Caros compatriotas e camaradas:
Recebam a cordial saudação da nossa organização revolucionária. Dirijo-me a vós na
minha condição de Comandante do Estado-maior Central das FARC-EP, a fim de
responder à vossa carta de 29 de abril.
Começarei por dizer-vos que nada mais longe da intenção do Secretariado Nacional
das FARC do que cair em provocações e assumir uma atitude conflituosa com as
comunidades indígenas do Cauca. No nosso ânimo pesam laços de afeto e
solidariedade muito antigos e profundos para com as comunidades aborígenes do
país e do continente, razão pela qual não poderíamos abrigar qualquer sentimento de
hostilidade ou confronto para com elas, menos ainda quando os nossos princípios e
bandeiras de luta contemplam a cabal reivindicação dos seus seculares direitos
violentados.
Apesar disso, vejo-me obrigado a fazer algumas precisões, mais com o propósito de
vos convidar a analisar as coisas com a serenidade e sensatez que a situação e o
momento merecem. Começando por invocar a vossa dignidade e responsabilidade,
acusam-nos na vossa carta de termos um cuidadoso plano de guerra elaborado contra
os governos autónomos, legítimos e ancestrais dos povos indígenas do país.

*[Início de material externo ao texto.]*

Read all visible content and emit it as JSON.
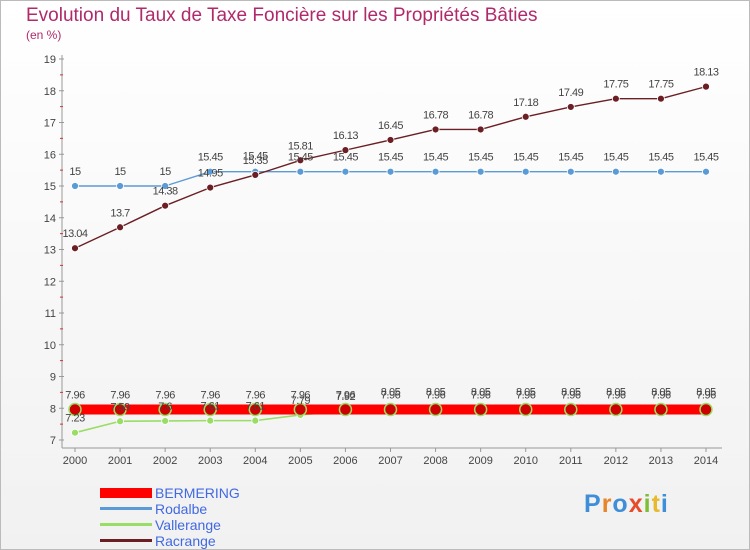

Honradamente, humanamente, politicamente, podemos assegurar-vos que tal
apreciação está rotundamente errada, não corresponde em nada à realidade e mais
parece o produto do envenenamento por parte de terceiros interessados. Da nossa
parte existe toda a disposição para nos entendermos positivamente convosco, como
comunidade, como autoridades indígenas, como irmãos de sonhos e lutas.
1
Estamos certos que do diálogo, de um franco e são intercâmbio, sem terceiros
atiçadores pelo meio, nascerá um completo entendimento. Nós também temos sido
vítimas do comportamento individual de alguns dirigentes indígenas, sem que por
isso nos atrevamos a acusar toda a comunidade ou as suas autoridades. Estamos
certos, por exemplo, de que o trabalho do tradicional médico Benancio Taquinás com
os serviços de inteligência da Força Aérea e do Exército, que levou a que unidades
nossas fossem reiteradamente bombardeadas ou assaltadas, com diversas perdas
humanas e materiais, não foi produto de qualquer ordem das entidades indígenas.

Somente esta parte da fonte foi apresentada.